Grande Muraille de Chine : un lever de soleil mémorable

Publié le : 17 mars 20235 mins de lecture

Animal de solitude, les foules le détournent du partage « complet » du moment et si vous préférez les rencontres « intimes », cet article est fait pour vous. De toutes les joies qu’on porte dans le cœur, celle d’avoir eu le privilège d’assister au lever du soleil sur la Grande Muraille de Chine (长城), est définitivement dans le top 5 !

La Grande Muraille de Chine est souvent comparée à un dragon de 8 850 km de long dont la tête est à Pékin et la queue dans le désert de la province de Gansu, le long de la Route de la Soie ; il y a une vingtaine de sections ouvertes au public, très différentes les unes des autres par l’époque de construction, l’état de conservation, et surtout le paysage environnant, dont on a visité trois des plus connues : BADALING, MUTIANYU, SIMATAI.

Les sections BADALING, MUTIANYU, SIMATAI

À 80 km au nord-ouest de Pékin se trouve la section la plus visitée, celle de BADALING, fortement restaurée dans les années 50, attire des millions de visiteurs par an, en été elle est complètement « couverte » de touristes et il ne reste que très peu des murs d’origine ; la section de MUTIANYU se trouve au contraire à environ 70 km au nord-est de la capitale, et est l’une des sections les mieux conservées, mais elle aussi, en raison de sa proximité avec Pékin, est très visitée.

Cependant, s’il est vrai que ceux qui visitent Pékin ne peuvent éviter de visiter la Grande Muraille de Chine, il est également vrai qu’il existe des moyens de connaître ce « colosse », inscrit par l’UNESCO parmi les sept merveilles du monde. Ainsi, après la visite « bondée » de Badaling et Mutianyu, l’idée d’un tête-à-tête avec le tronçon de la Grande Muraille de Simatai qui se trouve à 120 km au nord-est de Pékin.

Ce tronçon est moins connu que Badaling ou Mutianyu, il est donc beaucoup moins fréquenté ; de plus, sa structure est très similaire à celle de l’original, les marches sont raides, les chemins difficiles et très pentus. Louer un bus privé pour emmener un groupe improbable d’amis de différentes nationalités jusqu’au Mur est assez simple, les chauffeurs s’arrêtent souvent devant les hôtels ou devant l’Université.

Grande Muraille de Chine : une rencontre mémorable

C’est ainsi qu’une nuit de mai, il y a plusieurs années, on est parti pour Simatai ; il a fallu environ deux heures, à l’arrivée il faisait encore nuit noire, et le froid et le vent coupaient le visage.

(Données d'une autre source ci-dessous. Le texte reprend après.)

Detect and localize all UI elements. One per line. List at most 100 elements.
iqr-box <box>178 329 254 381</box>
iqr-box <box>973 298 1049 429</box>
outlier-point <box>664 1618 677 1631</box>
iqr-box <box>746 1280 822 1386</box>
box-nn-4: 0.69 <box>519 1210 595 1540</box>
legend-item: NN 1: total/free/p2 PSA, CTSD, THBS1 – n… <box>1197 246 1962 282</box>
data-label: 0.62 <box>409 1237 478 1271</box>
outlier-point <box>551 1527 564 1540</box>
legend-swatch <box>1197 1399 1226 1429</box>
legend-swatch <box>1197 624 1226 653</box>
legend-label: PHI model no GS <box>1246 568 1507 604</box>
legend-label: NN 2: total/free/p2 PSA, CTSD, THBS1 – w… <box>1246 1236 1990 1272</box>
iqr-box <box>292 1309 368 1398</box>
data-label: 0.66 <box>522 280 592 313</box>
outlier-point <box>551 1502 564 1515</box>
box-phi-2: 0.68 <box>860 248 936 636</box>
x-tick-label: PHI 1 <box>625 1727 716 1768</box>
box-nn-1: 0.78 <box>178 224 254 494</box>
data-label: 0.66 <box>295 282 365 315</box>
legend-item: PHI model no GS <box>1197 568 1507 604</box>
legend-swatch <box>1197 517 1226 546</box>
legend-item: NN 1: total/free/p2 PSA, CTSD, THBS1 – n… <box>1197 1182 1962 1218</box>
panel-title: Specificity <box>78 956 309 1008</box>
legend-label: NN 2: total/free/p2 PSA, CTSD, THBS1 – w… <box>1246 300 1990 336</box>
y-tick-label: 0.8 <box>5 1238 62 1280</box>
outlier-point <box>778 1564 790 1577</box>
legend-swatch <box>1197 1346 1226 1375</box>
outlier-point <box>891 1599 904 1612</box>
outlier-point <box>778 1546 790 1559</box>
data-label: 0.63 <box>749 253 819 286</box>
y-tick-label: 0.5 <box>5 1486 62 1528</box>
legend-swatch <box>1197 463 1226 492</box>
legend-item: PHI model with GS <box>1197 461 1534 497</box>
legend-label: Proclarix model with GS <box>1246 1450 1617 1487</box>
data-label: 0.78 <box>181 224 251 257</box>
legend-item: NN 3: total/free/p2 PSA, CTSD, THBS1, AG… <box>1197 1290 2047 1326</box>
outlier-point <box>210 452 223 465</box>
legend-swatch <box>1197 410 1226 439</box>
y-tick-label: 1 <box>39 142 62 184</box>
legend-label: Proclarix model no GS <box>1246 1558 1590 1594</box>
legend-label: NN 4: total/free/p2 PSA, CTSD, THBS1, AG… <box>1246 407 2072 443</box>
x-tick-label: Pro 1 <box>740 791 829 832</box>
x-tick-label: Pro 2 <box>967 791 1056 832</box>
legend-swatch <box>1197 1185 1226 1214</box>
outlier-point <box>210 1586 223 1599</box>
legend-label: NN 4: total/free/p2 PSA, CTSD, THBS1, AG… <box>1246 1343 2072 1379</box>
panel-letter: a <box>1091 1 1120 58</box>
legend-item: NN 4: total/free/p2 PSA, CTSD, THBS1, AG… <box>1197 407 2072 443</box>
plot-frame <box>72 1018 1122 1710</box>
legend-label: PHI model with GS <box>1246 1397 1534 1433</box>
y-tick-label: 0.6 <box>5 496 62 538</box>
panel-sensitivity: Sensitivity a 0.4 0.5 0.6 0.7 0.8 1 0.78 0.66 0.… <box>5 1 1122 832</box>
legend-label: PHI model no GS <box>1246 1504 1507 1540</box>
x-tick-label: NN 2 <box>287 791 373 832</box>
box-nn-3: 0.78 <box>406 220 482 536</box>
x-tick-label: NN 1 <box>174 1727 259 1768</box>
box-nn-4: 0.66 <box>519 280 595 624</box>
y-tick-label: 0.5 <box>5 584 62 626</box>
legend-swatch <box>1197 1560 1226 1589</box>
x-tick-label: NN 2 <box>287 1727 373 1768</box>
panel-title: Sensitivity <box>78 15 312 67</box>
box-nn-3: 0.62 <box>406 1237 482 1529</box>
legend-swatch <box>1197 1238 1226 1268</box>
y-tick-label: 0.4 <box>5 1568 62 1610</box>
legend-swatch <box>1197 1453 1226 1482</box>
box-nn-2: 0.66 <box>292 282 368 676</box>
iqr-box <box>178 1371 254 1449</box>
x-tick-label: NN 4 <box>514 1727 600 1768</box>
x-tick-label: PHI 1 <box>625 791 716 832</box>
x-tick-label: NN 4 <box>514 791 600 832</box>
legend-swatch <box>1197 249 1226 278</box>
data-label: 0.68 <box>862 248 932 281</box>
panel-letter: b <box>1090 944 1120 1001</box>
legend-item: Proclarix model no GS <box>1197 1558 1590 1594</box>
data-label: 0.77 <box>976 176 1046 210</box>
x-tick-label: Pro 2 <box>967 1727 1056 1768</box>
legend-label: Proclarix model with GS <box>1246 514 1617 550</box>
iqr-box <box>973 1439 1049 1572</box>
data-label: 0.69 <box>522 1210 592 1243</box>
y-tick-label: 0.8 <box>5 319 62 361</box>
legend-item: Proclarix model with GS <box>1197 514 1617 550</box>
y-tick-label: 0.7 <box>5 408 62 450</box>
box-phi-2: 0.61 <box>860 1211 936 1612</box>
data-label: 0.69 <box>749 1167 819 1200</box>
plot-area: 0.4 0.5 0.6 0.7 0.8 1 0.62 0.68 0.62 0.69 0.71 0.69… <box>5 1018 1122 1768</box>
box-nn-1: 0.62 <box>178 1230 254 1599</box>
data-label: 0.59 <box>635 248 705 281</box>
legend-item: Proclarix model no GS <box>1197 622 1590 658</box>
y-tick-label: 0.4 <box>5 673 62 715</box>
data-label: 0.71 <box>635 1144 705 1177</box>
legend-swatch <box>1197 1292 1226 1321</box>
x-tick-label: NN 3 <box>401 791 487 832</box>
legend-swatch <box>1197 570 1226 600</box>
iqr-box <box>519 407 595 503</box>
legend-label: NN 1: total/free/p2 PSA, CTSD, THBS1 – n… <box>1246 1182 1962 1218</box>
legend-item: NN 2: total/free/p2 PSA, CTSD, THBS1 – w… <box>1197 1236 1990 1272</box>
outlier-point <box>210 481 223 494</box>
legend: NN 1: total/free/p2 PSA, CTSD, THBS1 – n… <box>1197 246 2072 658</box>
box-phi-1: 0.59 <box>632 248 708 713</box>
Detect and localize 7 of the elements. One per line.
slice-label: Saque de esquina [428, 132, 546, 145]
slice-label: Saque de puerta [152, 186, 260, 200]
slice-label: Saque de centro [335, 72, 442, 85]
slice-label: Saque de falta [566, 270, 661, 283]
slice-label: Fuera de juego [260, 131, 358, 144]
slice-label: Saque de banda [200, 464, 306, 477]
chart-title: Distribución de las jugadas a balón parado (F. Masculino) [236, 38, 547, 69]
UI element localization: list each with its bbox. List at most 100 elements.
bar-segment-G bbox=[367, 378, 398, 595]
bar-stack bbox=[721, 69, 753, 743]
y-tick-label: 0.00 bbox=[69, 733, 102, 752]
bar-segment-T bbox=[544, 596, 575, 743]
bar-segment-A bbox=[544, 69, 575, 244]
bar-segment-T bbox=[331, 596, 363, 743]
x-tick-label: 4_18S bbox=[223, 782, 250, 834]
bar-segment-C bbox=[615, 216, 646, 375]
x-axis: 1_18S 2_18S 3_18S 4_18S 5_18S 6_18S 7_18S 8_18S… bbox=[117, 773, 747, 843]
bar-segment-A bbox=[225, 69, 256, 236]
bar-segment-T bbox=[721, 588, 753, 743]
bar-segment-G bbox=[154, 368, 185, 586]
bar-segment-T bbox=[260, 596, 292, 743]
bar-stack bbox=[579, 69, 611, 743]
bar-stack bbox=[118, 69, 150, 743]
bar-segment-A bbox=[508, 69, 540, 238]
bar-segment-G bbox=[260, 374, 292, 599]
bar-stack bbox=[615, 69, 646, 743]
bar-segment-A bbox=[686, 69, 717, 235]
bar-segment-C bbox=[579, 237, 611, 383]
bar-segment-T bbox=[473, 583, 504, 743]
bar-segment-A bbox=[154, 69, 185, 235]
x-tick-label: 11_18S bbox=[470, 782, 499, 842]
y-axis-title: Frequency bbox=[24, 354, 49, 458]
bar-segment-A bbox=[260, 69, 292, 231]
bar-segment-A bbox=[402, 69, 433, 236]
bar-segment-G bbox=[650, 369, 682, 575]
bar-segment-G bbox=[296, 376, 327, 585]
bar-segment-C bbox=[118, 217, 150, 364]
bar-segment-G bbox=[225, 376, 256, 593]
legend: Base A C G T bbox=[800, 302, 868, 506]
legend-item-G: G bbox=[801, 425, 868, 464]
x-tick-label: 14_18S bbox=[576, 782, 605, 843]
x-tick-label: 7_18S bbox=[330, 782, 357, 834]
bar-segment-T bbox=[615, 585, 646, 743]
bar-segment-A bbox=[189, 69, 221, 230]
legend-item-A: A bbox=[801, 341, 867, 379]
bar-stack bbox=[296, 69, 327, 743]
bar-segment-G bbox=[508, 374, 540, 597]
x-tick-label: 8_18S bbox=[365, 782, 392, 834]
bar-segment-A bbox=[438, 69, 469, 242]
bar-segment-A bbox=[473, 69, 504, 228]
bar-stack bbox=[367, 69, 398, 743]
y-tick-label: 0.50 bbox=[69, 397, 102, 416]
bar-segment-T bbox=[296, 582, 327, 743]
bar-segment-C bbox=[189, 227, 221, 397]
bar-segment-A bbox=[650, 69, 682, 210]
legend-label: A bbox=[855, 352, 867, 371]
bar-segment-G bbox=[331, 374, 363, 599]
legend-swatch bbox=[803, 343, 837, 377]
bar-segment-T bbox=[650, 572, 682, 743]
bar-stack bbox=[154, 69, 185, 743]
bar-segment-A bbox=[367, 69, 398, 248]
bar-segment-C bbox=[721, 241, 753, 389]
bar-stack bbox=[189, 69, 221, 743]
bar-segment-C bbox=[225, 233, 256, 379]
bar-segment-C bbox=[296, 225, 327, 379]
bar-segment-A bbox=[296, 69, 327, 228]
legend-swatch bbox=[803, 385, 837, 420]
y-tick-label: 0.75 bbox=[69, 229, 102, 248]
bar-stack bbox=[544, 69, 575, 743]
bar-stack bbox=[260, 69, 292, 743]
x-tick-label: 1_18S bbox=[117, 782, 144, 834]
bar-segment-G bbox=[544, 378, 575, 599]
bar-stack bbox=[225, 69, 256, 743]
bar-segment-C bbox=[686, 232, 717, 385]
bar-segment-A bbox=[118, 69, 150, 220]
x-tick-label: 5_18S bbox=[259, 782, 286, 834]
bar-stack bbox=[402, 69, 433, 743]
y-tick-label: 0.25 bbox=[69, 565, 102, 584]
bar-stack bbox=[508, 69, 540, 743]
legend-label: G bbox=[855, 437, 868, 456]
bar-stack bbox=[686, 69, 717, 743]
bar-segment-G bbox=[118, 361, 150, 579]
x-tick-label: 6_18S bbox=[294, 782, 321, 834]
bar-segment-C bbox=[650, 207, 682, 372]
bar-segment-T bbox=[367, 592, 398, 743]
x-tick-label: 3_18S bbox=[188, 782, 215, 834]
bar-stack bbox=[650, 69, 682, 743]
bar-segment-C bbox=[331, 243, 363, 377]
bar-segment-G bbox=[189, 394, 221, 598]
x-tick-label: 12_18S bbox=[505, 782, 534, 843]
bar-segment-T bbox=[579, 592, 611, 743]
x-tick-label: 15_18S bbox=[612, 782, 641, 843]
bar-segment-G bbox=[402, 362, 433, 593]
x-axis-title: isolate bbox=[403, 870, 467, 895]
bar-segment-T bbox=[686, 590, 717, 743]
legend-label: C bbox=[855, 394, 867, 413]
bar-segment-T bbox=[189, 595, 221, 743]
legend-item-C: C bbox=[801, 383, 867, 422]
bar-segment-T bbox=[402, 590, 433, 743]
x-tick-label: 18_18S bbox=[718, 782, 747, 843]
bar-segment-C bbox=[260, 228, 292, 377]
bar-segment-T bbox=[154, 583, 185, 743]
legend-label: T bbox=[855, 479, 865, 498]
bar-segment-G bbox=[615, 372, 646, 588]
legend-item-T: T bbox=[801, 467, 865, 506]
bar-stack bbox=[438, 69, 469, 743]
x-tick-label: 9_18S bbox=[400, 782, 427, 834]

L’ascension commence ainsi, pas vraiment facile, mais on n’a pas baissé les bras, on est un groupe improbable, mais bien organisé ! Chacun avec sa propre torche et discrètement couvert, pas à pas, dans l’obscurité, le froid, des sections très bosselées, des différences de niveau importantes et surtout une pente extrême, parfois en trébuchant sans aucune honte… on arrive.

On n’est arrivé à la Grande Muraille de Chine, une rencontre très intime et surréaliste, dans l’air résonne l’écho des rires gras, et un nombre indéfini de photos immortalisent l’instant. Enfin, le moment arrive, chacun prend dans le sac à dos son petit-déjeuner, jus de fruits, snacks, biscuits, lait, rien ne manque, après tout, vous savez, ce n’est pas un matin sans petit-déjeuner, et on se positionne, tous assis dans un silence religieux, les yeux fixés, on est prêt à profiter du spectacle…..

C’est l’aube… la lumière éclaire peu à peu les points les plus éloignés de la muraille, et le dragon se montre aux yeux dans toute sa splendeur, grimpant sinueusement sur les montagnes, on le distingue parfaitement alors qu’il devient de plus en plus petit au loin ; les fréquentes tours de guet surplombant les sommets des montagnes, font du tronçon de Simatai vraiment l’un des plus spectaculaires. L’air n’est pas étouffant comme lors des chaudes journées d’été à Badalin, ni humide et épais comme à Mutianyu, mais frais, clair et propre.

On ne perçoit plus l’odeur de la guerre, de la peur, de la mort, la Grande Muraille de Chine n’est plus aux yeux le plus grand ouvrage de défense construit, mais seulement la démonstration que l’homme sait s’unir à la nature pour créer de grandes œuvres, des ajustements parfaits, et paradoxalement on ne peut s’empêcher de ressentir un immense sentiment de paix, on ne peut s’empêcher de se sentir privilégié devant une telle grandeur, une telle beauté.

S’il y a des moments parfaits, le lever du soleil à Simatai a été l’un de ces moments : tant de sérénité, de joie, de partage, de beauté, de pure amitié et pour un instant ce sentiment devant un tel spectacle de se sentir au centre du monde.